Und dennoch klingt selbst "Good Neighbor" – den ihr euch jetzt anhören könnt – wie ein "echtes" Musikstück aus unserer Welt, auch wenn es darin um Kronkorken, Mutanten & Co. geht. Denn für Todd Howard und Mark Lampert geht es darum, mit dem Soundtrack die richtige Atmosphäre zu erschaffen, eine einzigartige Stimmung zu erzeugen, und so den Spielern Musik zu liefern, die einerseits wie die Faust aufs Auge des Ödlands von Fallout 4 passt, andererseits aber auch perfekt zu den anderen lizenzierten Musikstücken passt.

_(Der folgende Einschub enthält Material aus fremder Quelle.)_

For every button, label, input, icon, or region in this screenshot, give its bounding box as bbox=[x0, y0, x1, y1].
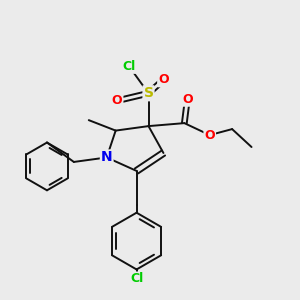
Text: O: O bbox=[182, 93, 193, 106]
Text: S: S bbox=[143, 86, 154, 100]
Text: O: O bbox=[204, 129, 215, 142]
Text: O: O bbox=[112, 94, 122, 107]
Text: Cl: Cl bbox=[122, 60, 136, 73]
Text: N: N bbox=[101, 151, 112, 164]
Text: O: O bbox=[158, 73, 169, 86]
Text: Cl: Cl bbox=[130, 272, 143, 286]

Was Lynda Carter angeht, so hofft sie, dass ihre Songs den Leuten so viel Spaß beim Anhören bereiten, wie sie ihn beim Schreiben hatte. "Darin steckt wirklich jede Menge Herzblut", sagt sie. "Ich fühle mich geehrt und bin absolut begeistert, wie sehr Todd und sein Team an mich geglaubt haben. Ich bin wirklich sehr dankbar für diese Gelegenheit – ein Teil eines so kreativen Teams zu sein, ist wirklich ein Highlight meiner Karriere."